ESR1 Testing via Liquid Biopsy in Metastatic Breast Cancer

EP PerMed awards the title of “Best Practice” (BP) in Personalised Medicine to Cancer Patients Europe (CPE) and Italian patient associations through the development of a White Paper on ESR1 mutations and the use of liquid biopsy in metastatic breast cancer (mBC).

Photo by National Cancer Institute on Unsplash / 3D structure of a melanoma cell derived by ion abrasion scanning electron microscopy.

Introduction: Why this Matters

Personalised medicine is not only about innovation in treatments. It’s about ensuring that the right patient receives the right therapy at the right time. This requires strong enabling frameworks that combine diagnostics, timely access to innovation, and active patient engagement.

In this context, EP PerMed highlights the work done by Cancer Patients Europe (CPE) and Italian patient associations through the development of a White Paper on ESR1 mutations and the use of liquid biopsy in metastatic breast cancer (mBC). This effort stands as an excellent example of how patient advocacy can inform and accelerate implementation of personalised medicine tools, support Health Technology Assessment (HTA) processes, and ultimately improve outcomes for patients.

Patients are not just data points. They are drivers of progress. This White Paper shows how informed advocacy can support and unlock access to lifesaving innovation.

Juan Ventura, CPE Research and Patient Engagement Director &
Antonella Cardone, CEO of CPE Cancer Patients Europe

The Clinical Challenge

  • Metastatic Breast Cancer (mBC) affects thousands across Europe, with ER+/HER2- subtype being the most common (68%).
  • European Society For Medical Oncology (ESMO) Guidelines recommend hormone therapy as first-line treatment for ER+ mBC, but up to 50% of patients develop resistance due to ESR1 mutations.
  • New targeted therapies have been developed for ESR1-mutated cancers, offering an alternative before chemotherapy.
  • Liquid biopsy enables minimally invasive and timely detection of ESR1 mutations, critical to guiding treatment decisions.

The Patient Perspective: Insights from the CPE White Paper

CPE conducted a patient survey across five European countries (Italy, France, Spain, UK, Germany) to understand awareness and access to ESR1 testing via liquid biopsy. The results were striking:

  • 70% of mBC patients were unaware of ESR1’s role in resistance to hormone therapy.
  • Only 12% of respondents had been tested for ESR1 mutations, despite nearly half being at risk.
  • 60% were unaware that liquid biopsy could reliably detect cancer DNA.
  • Almost 30% of patients did not trust the use of liquid biopsy, indicating a strong need for trusted, accessible education.
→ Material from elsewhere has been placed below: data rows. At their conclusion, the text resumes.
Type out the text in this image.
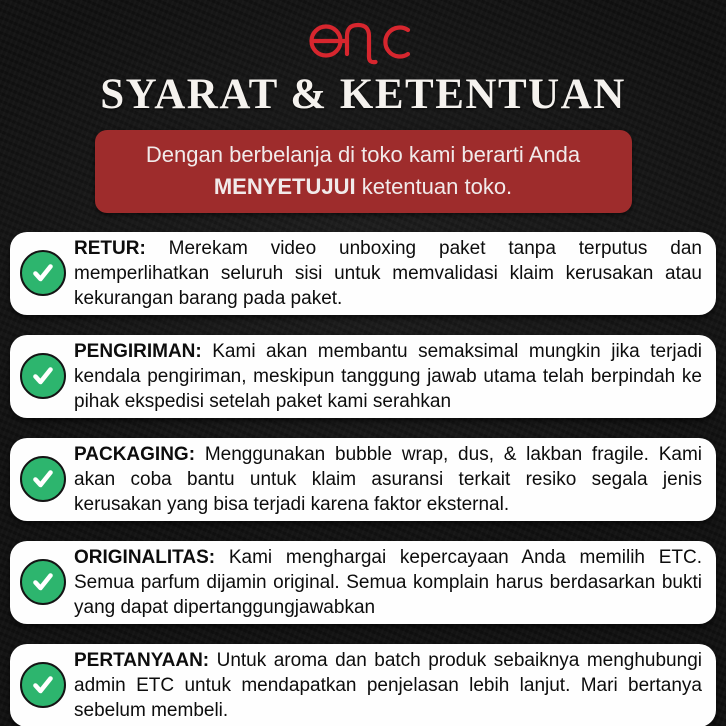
SYARAT & KETENTUAN
Dengan berbelanja di toko kami berarti Anda
MENYETUJUI ketentuan toko.

RETUR: Merekam video unboxing paket tanpa terputus dan memperlihatkan seluruh sisi untuk memvalidasi klaim kerusakan atau kekurangan barang pada paket.

PENGIRIMAN: Kami akan membantu semaksimal mungkin jika terjadi kendala pengiriman, meskipun tanggung jawab utama telah berpindah ke pihak ekspedisi setelah paket kami serahkan

PACKAGING: Menggunakan bubble wrap, dus, & lakban fragile. Kami akan coba bantu untuk klaim asuransi terkait resiko segala jenis kerusakan yang bisa terjadi karena faktor eksternal.

ORIGINALITAS: Kami menghargai kepercayaan Anda memilih ETC. Semua parfum dijamin original. Semua komplain harus berdasarkan bukti yang dapat dipertanggungjawabkan

PERTANYAAN: Untuk aroma dan batch produk sebaiknya menghubungi admin ETC untuk mendapatkan penjelasan lebih lanjut. Mari bertanya sebelum membeli.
This data underscores a major gap in information and access, particularly in countries like Italy, and highlights the urgent need for awareness, policy support, and clinical integration.

© Menarini Stemline

Advocacy in Action: The Role of Patient Associations

The development and dissemination of this White Paper are part of a broader strategy to:

  • Empower patients with accessible, reliable knowledge.
  • Promote trust in innovative diagnostics like liquid biopsy.
  • Push for system-level changes, including:
    • Public funding for biomarker testing.
    • Clear national guidelines on when and how to use liquid biopsy.
    • HTA processes that consider the patient perspective in evaluating diagnostic and therapeutic innovations.

From Advocacy to Implementation: The Role of HTA and Enabling Frameworks

  • The new EU HTA Regulation can be a game-changer, allowing better alignment across Member States.
  • By incorporating patient-generated evidence and preferences, HTA can accelerate reimbursement decisions for both diagnostics and treatments.
  • In Italy, integrating HTA early into the clinical decision-making process (e.g. for ESR1 testing) could reduce time-to-access for patients in need of novel therapies.
  • Enabling frameworks, including national plans on personalised medicine and oncology, must reflect the evolving role of diagnostics and the patient voice.

Key Takeaways and Recommendations

  • Recognise and support the role of patient organisations in co-developing diagnostic strategies and improving health literacy.
  • Ensure reimbursement and funding mechanisms for advanced diagnostics like liquid biopsy, alongside therapies.
  • Promote harmonised HTA assessments at EU and national levels, considering patient-centric evidence.
  • Educate clinicians and patients through targeted campaigns on biomarker testing and personalised treatment options.
  • Implement ESR1 testing via liquid biopsy as a standard of care in the management of ER+/HER2- mBC patients.

Conclusion

This case illustrates how personalised medicine is not only driven by scientific innovation, but also by patient engagement, timely diagnostics, and responsive health policy. By learning from this collaborative effort, anchored in patient advocacy and supported by emerging HTA frameworks, countries like Italy can lead the way in making precision oncology a lived reality for patients.